Canada’s first space telescope NEOSSat (Near-Earth Object Space Surveillance Satellite) dedicated to detecting and tracking asteroids, will be launched aboard Indian Space Research Organization’s (ISRO) Polar Satellite launch vehicle (PSLV). NEOSSat reached India on January 18, and is scheduled to launch during a window opening February 11.
NEOSSat will not just be first Canadian space telescope, but also the world’s first space telescope designed to detect and track asteroids as well as satellites.
“This is the first space-based asteroid-searching telescope, period. Why shouldn’t Canada be the leader in a field? And it happens in this case, we are,” says Alan Hildebrand of the University of Calgary, one of two principal scientists for the satellite.
NEOSSat is jointly funded by the Canadian Space Agency (CSA) and Defence Research and Development Canada (DRDC). It will circle the globe every 100 minutes, and scan a region near the Sun to locate asteroids that may someday pass near Earth. The suitcase-sized NEOSSat weighs 65 kg and will orbit at an altitude of approximately 800 km above Earth. As the satellite will orbit at a high altitude, it is not limited by day-night cycle, and will be able to operate 24/7. Unlike ground based telescopes, NEOSSat doesn’t have geographic, time, or weather constraints for detecting asteroids and satellites.

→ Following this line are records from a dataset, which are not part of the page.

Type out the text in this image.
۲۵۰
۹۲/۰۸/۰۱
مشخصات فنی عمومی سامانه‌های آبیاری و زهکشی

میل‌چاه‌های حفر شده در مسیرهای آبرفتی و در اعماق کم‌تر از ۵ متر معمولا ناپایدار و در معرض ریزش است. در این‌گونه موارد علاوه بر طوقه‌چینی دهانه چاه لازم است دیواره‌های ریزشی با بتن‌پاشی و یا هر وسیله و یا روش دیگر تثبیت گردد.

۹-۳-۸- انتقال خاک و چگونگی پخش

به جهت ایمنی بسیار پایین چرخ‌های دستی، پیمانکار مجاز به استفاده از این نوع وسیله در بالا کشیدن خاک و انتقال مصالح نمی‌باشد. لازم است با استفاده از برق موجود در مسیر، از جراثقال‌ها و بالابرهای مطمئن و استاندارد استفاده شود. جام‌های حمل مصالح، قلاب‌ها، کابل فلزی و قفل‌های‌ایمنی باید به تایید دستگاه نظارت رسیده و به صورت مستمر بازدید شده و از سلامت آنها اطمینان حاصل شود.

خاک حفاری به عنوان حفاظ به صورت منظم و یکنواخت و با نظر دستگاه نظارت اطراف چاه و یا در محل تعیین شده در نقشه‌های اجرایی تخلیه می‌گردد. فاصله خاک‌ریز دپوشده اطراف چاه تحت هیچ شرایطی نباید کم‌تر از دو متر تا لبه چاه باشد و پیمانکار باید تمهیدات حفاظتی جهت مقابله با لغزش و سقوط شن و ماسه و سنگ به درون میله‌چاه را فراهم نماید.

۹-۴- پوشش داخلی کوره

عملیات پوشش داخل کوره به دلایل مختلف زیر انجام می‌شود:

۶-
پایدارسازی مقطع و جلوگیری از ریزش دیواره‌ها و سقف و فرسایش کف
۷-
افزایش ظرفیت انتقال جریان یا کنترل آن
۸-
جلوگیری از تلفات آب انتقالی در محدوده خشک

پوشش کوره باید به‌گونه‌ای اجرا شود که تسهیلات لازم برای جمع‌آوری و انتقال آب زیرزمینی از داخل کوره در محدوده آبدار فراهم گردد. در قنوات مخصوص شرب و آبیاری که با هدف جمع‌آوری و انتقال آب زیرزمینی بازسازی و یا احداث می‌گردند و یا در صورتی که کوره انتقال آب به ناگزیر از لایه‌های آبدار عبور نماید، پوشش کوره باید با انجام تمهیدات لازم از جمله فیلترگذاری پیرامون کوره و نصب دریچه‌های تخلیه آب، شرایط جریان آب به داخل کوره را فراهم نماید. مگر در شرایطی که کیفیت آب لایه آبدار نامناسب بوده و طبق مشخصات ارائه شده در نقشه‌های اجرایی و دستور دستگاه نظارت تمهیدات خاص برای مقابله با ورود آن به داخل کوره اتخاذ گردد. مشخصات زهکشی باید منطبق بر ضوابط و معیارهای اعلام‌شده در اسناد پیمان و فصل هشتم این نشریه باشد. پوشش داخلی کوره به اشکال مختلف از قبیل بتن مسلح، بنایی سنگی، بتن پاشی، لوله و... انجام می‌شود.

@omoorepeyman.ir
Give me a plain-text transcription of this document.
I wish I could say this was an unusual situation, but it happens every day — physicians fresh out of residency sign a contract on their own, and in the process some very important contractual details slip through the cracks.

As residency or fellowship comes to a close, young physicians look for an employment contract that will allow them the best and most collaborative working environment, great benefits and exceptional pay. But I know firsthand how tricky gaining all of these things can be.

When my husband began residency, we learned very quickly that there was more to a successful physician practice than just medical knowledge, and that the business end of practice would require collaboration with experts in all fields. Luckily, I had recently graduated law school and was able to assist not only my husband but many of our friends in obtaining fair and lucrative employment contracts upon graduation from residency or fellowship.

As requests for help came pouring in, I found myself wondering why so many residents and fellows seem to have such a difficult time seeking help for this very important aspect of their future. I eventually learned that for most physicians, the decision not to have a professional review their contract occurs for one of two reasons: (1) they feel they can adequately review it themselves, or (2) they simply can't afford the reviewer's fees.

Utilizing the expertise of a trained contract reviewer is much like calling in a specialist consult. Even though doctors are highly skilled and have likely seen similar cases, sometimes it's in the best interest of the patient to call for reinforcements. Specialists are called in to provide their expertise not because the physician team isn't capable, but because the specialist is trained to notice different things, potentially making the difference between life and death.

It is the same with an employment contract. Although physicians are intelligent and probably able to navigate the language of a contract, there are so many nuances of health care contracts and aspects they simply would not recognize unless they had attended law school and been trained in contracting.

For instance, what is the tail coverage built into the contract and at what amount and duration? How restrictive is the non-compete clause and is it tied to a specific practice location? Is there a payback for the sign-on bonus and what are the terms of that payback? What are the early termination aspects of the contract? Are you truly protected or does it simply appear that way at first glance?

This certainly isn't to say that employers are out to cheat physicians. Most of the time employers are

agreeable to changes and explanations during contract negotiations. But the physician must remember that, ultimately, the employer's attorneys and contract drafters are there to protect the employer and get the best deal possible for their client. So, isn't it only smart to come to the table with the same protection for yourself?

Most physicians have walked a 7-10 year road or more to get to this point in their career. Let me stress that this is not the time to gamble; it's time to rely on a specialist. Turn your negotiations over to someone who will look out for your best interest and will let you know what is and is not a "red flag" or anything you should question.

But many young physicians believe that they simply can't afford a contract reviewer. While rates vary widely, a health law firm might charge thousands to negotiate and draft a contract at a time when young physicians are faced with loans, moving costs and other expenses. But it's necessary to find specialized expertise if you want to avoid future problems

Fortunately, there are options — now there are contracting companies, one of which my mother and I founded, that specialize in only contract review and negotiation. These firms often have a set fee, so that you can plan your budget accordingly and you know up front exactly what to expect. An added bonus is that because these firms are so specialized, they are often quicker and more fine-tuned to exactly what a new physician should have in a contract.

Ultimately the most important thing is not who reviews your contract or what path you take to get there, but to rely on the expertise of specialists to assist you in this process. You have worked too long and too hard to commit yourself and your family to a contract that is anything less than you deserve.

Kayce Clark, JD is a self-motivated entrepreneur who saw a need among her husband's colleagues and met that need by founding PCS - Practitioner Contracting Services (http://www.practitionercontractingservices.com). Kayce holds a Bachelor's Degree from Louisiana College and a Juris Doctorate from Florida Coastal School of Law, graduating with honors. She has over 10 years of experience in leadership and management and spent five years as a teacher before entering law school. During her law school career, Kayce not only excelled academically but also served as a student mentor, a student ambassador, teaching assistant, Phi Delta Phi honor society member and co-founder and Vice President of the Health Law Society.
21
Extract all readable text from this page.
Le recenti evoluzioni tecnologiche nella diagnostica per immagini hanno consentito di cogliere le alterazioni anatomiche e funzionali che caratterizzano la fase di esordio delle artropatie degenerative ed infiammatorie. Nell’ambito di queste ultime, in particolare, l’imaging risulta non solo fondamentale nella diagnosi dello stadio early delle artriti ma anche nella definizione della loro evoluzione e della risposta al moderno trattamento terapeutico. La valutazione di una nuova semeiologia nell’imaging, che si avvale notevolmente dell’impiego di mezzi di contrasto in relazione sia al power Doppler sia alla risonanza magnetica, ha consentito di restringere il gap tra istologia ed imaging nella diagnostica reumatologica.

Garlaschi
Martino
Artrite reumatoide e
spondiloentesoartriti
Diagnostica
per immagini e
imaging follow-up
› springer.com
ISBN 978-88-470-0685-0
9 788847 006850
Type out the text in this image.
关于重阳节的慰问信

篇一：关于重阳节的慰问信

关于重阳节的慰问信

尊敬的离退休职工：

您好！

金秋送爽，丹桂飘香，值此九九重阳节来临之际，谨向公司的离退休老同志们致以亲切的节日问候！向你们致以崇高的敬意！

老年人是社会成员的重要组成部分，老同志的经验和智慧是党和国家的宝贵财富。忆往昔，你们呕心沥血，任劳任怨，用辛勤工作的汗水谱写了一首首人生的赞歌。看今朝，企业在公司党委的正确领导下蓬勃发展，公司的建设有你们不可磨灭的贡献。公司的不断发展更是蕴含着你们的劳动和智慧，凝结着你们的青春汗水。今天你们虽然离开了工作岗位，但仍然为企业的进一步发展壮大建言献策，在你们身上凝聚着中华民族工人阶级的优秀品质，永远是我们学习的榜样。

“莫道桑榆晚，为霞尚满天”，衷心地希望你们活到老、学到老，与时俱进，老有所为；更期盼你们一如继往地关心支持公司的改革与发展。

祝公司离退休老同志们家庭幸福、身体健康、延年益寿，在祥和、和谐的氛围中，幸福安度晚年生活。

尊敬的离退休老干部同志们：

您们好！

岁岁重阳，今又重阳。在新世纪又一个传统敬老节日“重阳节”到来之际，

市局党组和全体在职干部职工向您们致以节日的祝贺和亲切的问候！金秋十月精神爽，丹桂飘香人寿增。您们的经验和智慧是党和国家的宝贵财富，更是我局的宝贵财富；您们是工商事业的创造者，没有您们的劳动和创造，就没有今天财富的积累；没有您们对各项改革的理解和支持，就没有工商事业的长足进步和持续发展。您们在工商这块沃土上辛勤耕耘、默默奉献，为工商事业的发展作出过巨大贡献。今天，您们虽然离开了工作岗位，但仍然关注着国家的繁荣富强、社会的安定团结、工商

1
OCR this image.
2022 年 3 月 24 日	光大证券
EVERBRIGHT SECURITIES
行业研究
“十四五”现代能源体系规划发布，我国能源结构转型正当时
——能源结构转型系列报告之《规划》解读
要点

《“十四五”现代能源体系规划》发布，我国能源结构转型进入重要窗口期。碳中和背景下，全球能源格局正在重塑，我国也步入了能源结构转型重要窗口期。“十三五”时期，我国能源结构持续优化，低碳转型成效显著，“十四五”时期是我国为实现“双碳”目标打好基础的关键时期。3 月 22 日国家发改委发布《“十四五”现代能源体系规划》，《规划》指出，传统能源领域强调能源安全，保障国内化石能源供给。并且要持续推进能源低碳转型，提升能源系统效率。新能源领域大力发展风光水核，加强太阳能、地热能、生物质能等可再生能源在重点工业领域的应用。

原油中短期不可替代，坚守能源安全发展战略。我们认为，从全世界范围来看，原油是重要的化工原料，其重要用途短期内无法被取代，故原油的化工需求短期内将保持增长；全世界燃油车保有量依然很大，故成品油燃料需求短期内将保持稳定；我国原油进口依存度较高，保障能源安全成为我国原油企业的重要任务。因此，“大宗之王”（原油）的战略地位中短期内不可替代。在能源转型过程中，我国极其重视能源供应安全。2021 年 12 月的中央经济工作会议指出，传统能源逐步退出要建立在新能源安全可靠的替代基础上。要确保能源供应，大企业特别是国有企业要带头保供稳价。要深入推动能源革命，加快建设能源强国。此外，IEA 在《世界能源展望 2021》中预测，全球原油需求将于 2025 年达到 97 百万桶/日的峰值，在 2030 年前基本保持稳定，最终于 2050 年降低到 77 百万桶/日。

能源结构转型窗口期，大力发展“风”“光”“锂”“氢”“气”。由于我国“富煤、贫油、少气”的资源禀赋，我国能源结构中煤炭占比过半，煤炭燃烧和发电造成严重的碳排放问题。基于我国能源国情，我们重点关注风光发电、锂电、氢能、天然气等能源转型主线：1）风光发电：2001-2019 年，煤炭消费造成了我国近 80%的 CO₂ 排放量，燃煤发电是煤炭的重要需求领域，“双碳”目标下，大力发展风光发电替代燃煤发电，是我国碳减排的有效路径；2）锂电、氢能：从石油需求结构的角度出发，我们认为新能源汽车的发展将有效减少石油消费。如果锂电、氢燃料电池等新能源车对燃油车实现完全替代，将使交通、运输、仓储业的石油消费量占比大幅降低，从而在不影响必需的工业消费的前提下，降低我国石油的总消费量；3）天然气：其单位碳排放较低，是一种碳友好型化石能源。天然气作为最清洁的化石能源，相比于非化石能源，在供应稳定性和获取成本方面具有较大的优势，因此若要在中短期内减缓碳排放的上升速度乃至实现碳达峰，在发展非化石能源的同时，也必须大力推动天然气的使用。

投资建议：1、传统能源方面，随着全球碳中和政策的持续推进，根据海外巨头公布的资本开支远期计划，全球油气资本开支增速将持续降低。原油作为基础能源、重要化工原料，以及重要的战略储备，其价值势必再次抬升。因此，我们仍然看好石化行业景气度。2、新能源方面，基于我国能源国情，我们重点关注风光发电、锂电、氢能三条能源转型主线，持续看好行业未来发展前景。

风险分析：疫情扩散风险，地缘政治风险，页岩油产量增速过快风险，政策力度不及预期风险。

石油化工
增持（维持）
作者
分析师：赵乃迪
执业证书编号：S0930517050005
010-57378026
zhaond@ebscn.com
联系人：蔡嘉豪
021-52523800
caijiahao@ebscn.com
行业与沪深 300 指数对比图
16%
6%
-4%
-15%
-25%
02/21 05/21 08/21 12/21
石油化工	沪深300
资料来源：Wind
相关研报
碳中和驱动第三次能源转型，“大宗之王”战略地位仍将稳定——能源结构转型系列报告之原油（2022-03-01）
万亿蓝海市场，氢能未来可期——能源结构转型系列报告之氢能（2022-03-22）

“Canada continues to innovate and demonstrate its technological expertise by developing small satellites that can peer into near and far space for natural and man-made debris,” said Guy Bujold, former President of the Canadian Space Agency, when launching the program in 2008. “We are on the cutting edge, building the world’s first space-based telescope designed to search for near-Earth asteroids.”
In its other capability, NEOSSat will monitor operating satellites as well as dead satellites and space junk, as part of DRDC’s project High Earth Orbit Surveillance System (HEOSS). It will be the first micro-satellite used for this purpose.